Konstantin Berlandt, co-chair of San Francisco’s gay pride parade, maintained, “I didn’t become a homosexual so I could use condoms.” Berlandt, too, became a martyr of sexual liberation.

So much of this information comes via Randy Shilts’ amazing 1987 book And the Band Played On. The author, like so many of the talented artists and writers that he portrayed, died of AIDS. And the Band Played On helped spread the meme blaming Reagan for the spread of AIDS. But, ironically, a careful reading of the book shows that the people who recklessly spread that falsehood embraced recklessness of a far more consequential sort, too. The book’s claims do not always mesh with its information.

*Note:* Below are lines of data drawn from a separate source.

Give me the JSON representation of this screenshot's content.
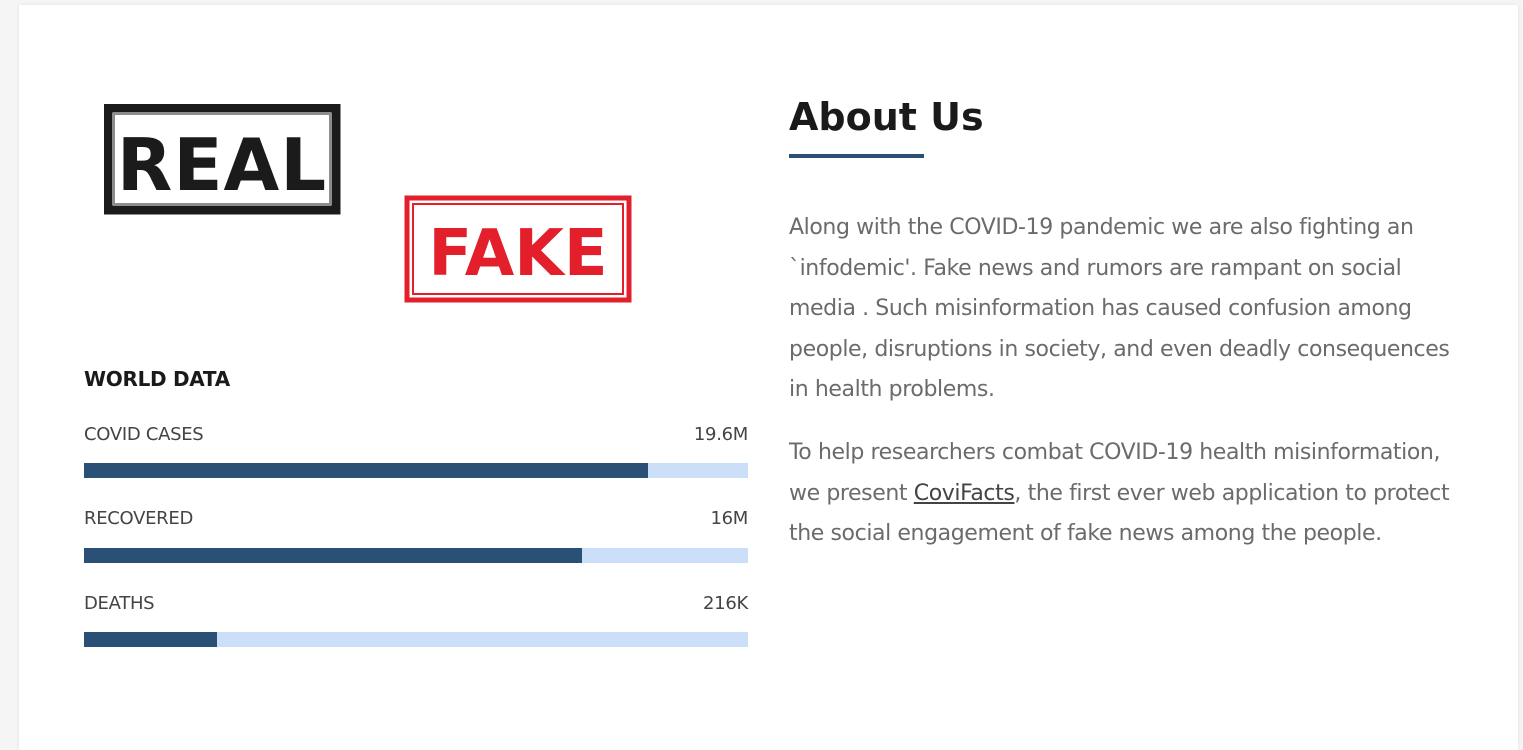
{
  "stamps": {
    "real": "REAL",
    "fake": "FAKE"
  },
  "world": {
    "title": "WORLD DATA",
    "stats": [
      {
        "label": "COVID CASES",
        "value": "19.6M",
        "fill_fraction": 0.85
      },
      {
        "label": "RECOVERED",
        "value": "16M",
        "fill_fraction": 0.75
      },
      {
        "label": "DEATHS",
        "value": "216K",
        "fill_fraction": 0.2
      }
    ]
  },
  "about": {
    "title": "About Us",
    "paragraph1": "Along with the COVID-19 pandemic we are also fighting an `infodemic'. Fake news and rumors are rampant on social media . Such misinformation has caused confusion among people, disruptions in society, and even deadly consequences in health problems.",
    "paragraph2_before": "To help researchers combat COVID-19 health misinformation, we present ",
    "paragraph2_link": "CoviFacts",
    "paragraph2_after": ", the first ever web application to protect the social engagement of fake news among the people."
  },
  "colors": {
    "bar_fill": "#2a5075",
    "bar_track": "#cbe0f8",
    "accent": "#2a5075",
    "fake_red": "#e21f2a"
  }
}
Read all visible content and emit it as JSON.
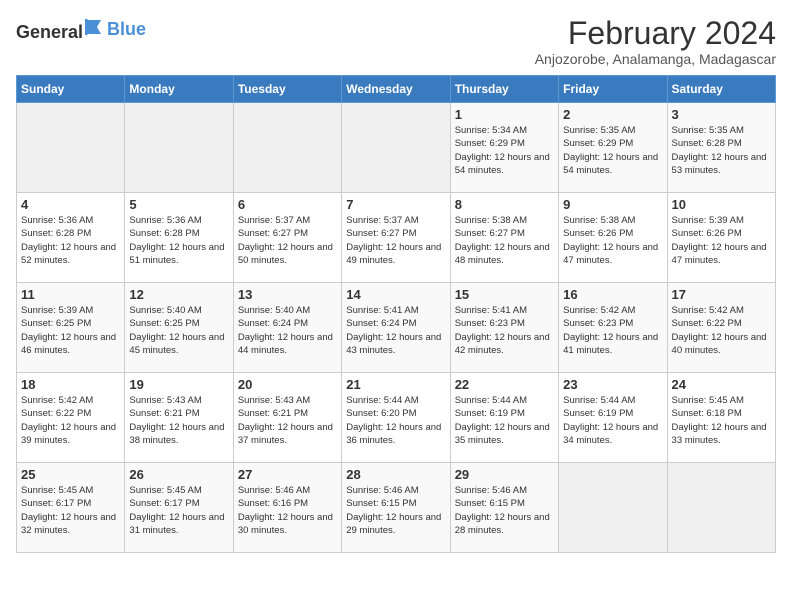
{
  "logo": {
    "general": "General",
    "blue": "Blue"
  },
  "title": "February 2024",
  "subtitle": "Anjozorobe, Analamanga, Madagascar",
  "days_of_week": [
    "Sunday",
    "Monday",
    "Tuesday",
    "Wednesday",
    "Thursday",
    "Friday",
    "Saturday"
  ],
  "weeks": [
    [
      {
        "day": "",
        "empty": true
      },
      {
        "day": "",
        "empty": true
      },
      {
        "day": "",
        "empty": true
      },
      {
        "day": "",
        "empty": true
      },
      {
        "day": "1",
        "sunrise": "5:34 AM",
        "sunset": "6:29 PM",
        "daylight": "12 hours and 54 minutes."
      },
      {
        "day": "2",
        "sunrise": "5:35 AM",
        "sunset": "6:29 PM",
        "daylight": "12 hours and 54 minutes."
      },
      {
        "day": "3",
        "sunrise": "5:35 AM",
        "sunset": "6:28 PM",
        "daylight": "12 hours and 53 minutes."
      }
    ],
    [
      {
        "day": "4",
        "sunrise": "5:36 AM",
        "sunset": "6:28 PM",
        "daylight": "12 hours and 52 minutes."
      },
      {
        "day": "5",
        "sunrise": "5:36 AM",
        "sunset": "6:28 PM",
        "daylight": "12 hours and 51 minutes."
      },
      {
        "day": "6",
        "sunrise": "5:37 AM",
        "sunset": "6:27 PM",
        "daylight": "12 hours and 50 minutes."
      },
      {
        "day": "7",
        "sunrise": "5:37 AM",
        "sunset": "6:27 PM",
        "daylight": "12 hours and 49 minutes."
      },
      {
        "day": "8",
        "sunrise": "5:38 AM",
        "sunset": "6:27 PM",
        "daylight": "12 hours and 48 minutes."
      },
      {
        "day": "9",
        "sunrise": "5:38 AM",
        "sunset": "6:26 PM",
        "daylight": "12 hours and 47 minutes."
      },
      {
        "day": "10",
        "sunrise": "5:39 AM",
        "sunset": "6:26 PM",
        "daylight": "12 hours and 47 minutes."
      }
    ],
    [
      {
        "day": "11",
        "sunrise": "5:39 AM",
        "sunset": "6:25 PM",
        "daylight": "12 hours and 46 minutes."
      },
      {
        "day": "12",
        "sunrise": "5:40 AM",
        "sunset": "6:25 PM",
        "daylight": "12 hours and 45 minutes."
      },
      {
        "day": "13",
        "sunrise": "5:40 AM",
        "sunset": "6:24 PM",
        "daylight": "12 hours and 44 minutes."
      },
      {
        "day": "14",
        "sunrise": "5:41 AM",
        "sunset": "6:24 PM",
        "daylight": "12 hours and 43 minutes."
      },
      {
        "day": "15",
        "sunrise": "5:41 AM",
        "sunset": "6:23 PM",
        "daylight": "12 hours and 42 minutes."
      },
      {
        "day": "16",
        "sunrise": "5:42 AM",
        "sunset": "6:23 PM",
        "daylight": "12 hours and 41 minutes."
      },
      {
        "day": "17",
        "sunrise": "5:42 AM",
        "sunset": "6:22 PM",
        "daylight": "12 hours and 40 minutes."
      }
    ],
    [
      {
        "day": "18",
        "sunrise": "5:42 AM",
        "sunset": "6:22 PM",
        "daylight": "12 hours and 39 minutes."
      },
      {
        "day": "19",
        "sunrise": "5:43 AM",
        "sunset": "6:21 PM",
        "daylight": "12 hours and 38 minutes."
      },
      {
        "day": "20",
        "sunrise": "5:43 AM",
        "sunset": "6:21 PM",
        "daylight": "12 hours and 37 minutes."
      },
      {
        "day": "21",
        "sunrise": "5:44 AM",
        "sunset": "6:20 PM",
        "daylight": "12 hours and 36 minutes."
      },
      {
        "day": "22",
        "sunrise": "5:44 AM",
        "sunset": "6:19 PM",
        "daylight": "12 hours and 35 minutes."
      },
      {
        "day": "23",
        "sunrise": "5:44 AM",
        "sunset": "6:19 PM",
        "daylight": "12 hours and 34 minutes."
      },
      {
        "day": "24",
        "sunrise": "5:45 AM",
        "sunset": "6:18 PM",
        "daylight": "12 hours and 33 minutes."
      }
    ],
    [
      {
        "day": "25",
        "sunrise": "5:45 AM",
        "sunset": "6:17 PM",
        "daylight": "12 hours and 32 minutes."
      },
      {
        "day": "26",
        "sunrise": "5:45 AM",
        "sunset": "6:17 PM",
        "daylight": "12 hours and 31 minutes."
      },
      {
        "day": "27",
        "sunrise": "5:46 AM",
        "sunset": "6:16 PM",
        "daylight": "12 hours and 30 minutes."
      },
      {
        "day": "28",
        "sunrise": "5:46 AM",
        "sunset": "6:15 PM",
        "daylight": "12 hours and 29 minutes."
      },
      {
        "day": "29",
        "sunrise": "5:46 AM",
        "sunset": "6:15 PM",
        "daylight": "12 hours and 28 minutes."
      },
      {
        "day": "",
        "empty": true
      },
      {
        "day": "",
        "empty": true
      }
    ]
  ],
  "labels": {
    "sunrise_prefix": "Sunrise: ",
    "sunset_prefix": "Sunset: ",
    "daylight_prefix": "Daylight: "
  }
}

AIDS changed everything. Seventies self-gratification became eighties self-destruction. The government that gay activists wanted out of their affairs during the seventies they demanded in their affairs during the eighties. Reagan, who in 1978 vocally opposed California’s Proposition 6 that targeted homosexual teachers for firing, meshed with the live-and-let-live outlook of pre-AIDS gay activists. But that outlook became one of the first casualties of AIDS, and former allies of the gay community became, in the eyes of the activists, its enemies.

Ronald Reagan, a smiling actor who encouraged his son’s interest in ballet, came from Hollywood, not Hate.